Avez-vous parlé de la situation nationale ?
On n’a pas parlé de politique ; parce que je n’étais pas là pour parler de cela.
La situation nationale n’est pas une question politique !
Non, je ne suis pas allée pour ça. Je suis allée le saluer parce qu’il y avait des vidéos, des images de lui, qui circulaient et qui disaient qu’il ne se portait pas bien. J’ai donc tenu à le voir et rencontrer maman Chantal Compaoré et tonton Emile Kaboré. J’ai demandé comment il (Blaise Compaoré) allait et je lui ai également raconté mon parcours. C’est tout.
Donc pas d’échanges sur la situation nationale ?
Non, je crois qu’il connaît la situation du pays, il a toujours la famille ici, je n’avais donc pas besoin d’aller parler de cela. Je ne sais pas pourquoi les gens parlent de ça, parce que j’ai aussi rencontré pratiquement tous les membres du gouvernement (les anciens ministres de Roch Kaboré). Je ne cache pas mes rencontres. Alors, pourquoi les gens en font un problème ?
Blaise Compaoré est un Burkinabè et je vais le rencontrer. Si j’avais la capacité d’aller voir Zida (Isaac Yacouba Zida), j’irai. Si j’avais le visa pour le Canada, j’irais voir Zida, je ne vois pas qui va m’en empêcher, parce que je ne pars pas avec l’argent de quelqu’un. Il faut que les gens abandonnent l’esprit de division. Mon rêve, c’est que les Burkinabè se retrouvent un jour et s’unissent. Que ceux qui sont à l’extérieur rentrent et qu’on puisse s’asseoir ensemble pour chercher des solutions à nos difficultés. L’union est la seule solution à nos difficultés.

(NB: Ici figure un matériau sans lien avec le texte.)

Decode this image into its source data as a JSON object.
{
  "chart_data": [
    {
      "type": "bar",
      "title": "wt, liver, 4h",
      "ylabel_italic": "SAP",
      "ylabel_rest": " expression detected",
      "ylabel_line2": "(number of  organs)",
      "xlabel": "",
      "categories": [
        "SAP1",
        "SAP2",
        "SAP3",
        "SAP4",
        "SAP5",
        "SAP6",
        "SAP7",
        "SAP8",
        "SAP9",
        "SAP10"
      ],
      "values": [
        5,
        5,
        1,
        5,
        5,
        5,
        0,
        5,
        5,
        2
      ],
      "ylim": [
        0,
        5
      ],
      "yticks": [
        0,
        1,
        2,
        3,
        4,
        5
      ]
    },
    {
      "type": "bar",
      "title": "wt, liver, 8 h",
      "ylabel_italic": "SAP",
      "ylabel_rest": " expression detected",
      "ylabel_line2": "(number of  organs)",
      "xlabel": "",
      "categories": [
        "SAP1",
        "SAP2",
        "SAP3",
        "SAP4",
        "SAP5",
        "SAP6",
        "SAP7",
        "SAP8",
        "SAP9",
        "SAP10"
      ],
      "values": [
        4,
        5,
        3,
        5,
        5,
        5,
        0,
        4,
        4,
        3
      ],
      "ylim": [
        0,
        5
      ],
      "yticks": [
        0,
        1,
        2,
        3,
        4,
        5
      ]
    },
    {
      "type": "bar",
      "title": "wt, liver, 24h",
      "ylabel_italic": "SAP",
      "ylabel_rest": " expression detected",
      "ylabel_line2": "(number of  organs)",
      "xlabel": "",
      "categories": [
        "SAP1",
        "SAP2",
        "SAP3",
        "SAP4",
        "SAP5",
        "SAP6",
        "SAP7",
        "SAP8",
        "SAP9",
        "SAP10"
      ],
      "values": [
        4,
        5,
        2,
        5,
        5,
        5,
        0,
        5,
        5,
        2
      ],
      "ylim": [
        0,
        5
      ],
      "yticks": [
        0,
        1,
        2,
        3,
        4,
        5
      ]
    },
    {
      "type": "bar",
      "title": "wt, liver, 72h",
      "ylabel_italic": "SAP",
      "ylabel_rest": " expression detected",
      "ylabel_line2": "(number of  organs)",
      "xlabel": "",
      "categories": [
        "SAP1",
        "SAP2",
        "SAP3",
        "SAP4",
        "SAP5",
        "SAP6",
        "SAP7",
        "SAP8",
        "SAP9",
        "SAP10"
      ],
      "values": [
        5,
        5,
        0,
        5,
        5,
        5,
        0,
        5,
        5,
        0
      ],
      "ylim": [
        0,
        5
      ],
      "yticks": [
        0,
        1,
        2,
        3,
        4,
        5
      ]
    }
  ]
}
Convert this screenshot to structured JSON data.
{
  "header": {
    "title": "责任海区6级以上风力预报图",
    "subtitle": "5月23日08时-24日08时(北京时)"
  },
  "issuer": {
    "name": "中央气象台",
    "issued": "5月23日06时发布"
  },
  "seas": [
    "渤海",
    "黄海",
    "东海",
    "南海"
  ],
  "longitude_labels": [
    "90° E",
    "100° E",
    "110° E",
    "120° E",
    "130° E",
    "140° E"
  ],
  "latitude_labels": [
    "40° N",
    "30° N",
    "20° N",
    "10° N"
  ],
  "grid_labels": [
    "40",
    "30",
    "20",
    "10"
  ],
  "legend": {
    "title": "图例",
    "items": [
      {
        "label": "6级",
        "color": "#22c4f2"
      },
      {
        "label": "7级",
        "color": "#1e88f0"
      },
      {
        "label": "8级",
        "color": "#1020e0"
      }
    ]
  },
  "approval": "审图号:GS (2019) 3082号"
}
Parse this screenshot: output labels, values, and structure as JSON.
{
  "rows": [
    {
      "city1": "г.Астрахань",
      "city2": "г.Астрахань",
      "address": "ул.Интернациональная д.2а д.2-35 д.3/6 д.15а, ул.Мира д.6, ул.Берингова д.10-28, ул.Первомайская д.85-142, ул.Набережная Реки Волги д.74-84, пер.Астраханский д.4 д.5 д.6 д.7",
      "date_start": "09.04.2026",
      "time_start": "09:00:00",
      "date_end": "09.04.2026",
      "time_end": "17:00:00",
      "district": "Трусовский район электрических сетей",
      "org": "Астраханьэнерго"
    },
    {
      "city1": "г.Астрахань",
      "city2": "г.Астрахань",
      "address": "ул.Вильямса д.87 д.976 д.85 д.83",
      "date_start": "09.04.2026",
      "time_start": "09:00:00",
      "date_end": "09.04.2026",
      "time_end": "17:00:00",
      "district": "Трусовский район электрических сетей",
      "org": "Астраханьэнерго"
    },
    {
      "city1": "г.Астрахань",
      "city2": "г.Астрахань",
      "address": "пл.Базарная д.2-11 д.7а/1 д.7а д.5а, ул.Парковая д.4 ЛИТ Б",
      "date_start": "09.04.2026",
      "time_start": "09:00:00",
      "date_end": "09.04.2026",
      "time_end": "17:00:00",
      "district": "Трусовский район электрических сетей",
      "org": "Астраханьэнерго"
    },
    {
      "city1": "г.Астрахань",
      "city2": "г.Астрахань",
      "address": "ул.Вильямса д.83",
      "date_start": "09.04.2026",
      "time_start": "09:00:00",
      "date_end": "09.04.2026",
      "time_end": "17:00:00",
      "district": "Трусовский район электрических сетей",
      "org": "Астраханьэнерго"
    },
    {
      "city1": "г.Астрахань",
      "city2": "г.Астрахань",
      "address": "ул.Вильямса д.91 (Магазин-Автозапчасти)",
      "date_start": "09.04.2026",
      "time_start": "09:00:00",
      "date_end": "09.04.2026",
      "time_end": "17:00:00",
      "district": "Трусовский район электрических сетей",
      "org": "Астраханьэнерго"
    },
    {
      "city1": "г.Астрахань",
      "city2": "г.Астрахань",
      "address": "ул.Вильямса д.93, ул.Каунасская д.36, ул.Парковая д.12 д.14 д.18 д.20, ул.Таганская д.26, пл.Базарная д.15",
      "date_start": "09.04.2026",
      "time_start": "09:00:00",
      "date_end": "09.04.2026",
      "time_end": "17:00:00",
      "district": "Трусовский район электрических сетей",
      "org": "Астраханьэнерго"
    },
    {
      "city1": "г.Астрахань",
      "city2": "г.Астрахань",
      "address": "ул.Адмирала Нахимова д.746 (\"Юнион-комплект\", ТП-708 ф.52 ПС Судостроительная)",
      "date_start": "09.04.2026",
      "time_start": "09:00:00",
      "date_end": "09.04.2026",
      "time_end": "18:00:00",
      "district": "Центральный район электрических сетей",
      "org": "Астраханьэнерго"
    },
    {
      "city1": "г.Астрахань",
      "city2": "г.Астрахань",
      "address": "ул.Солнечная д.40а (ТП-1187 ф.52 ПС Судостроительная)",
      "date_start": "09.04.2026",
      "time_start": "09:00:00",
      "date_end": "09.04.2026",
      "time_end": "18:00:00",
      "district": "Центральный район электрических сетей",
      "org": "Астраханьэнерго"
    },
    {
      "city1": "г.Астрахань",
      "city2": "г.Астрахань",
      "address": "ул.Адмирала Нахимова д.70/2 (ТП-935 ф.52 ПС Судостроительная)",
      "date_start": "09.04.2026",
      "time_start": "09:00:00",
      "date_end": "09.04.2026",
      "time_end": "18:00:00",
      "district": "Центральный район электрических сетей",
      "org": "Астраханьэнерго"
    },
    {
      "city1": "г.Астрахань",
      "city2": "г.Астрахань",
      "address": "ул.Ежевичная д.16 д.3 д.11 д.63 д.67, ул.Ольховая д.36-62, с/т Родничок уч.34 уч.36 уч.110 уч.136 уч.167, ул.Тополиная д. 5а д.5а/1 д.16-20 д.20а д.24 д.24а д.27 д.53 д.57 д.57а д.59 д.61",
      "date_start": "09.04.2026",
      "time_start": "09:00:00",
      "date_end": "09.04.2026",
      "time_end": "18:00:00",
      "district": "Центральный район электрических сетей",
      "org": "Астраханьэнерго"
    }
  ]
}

Aujourd’hui, malheureusement, les gens ne sont pas dans une dynamique de réconciliation, ils clament seulement, sinon, au fond, ils ne sont pas prêts. Du plus haut niveau à l’échelon le plus bas de la société. Même moi qui vous parle, des gens m’en veulent parce que je cause avec des gens du MPP, du CDP …, j’arrive à avoir accès à certains cercles. Ils trouvent que j’empiète sur leur intérêt. Mais c’est terrible ! Les gens ne se battent pas pour le pays, ils se battent pour leur intérêt.
En conclusion ?
Pour ce pays, nous sommes prêts à mourir. Et dites au président Damiba que son casting est mauvais. C’est moi qui le dis.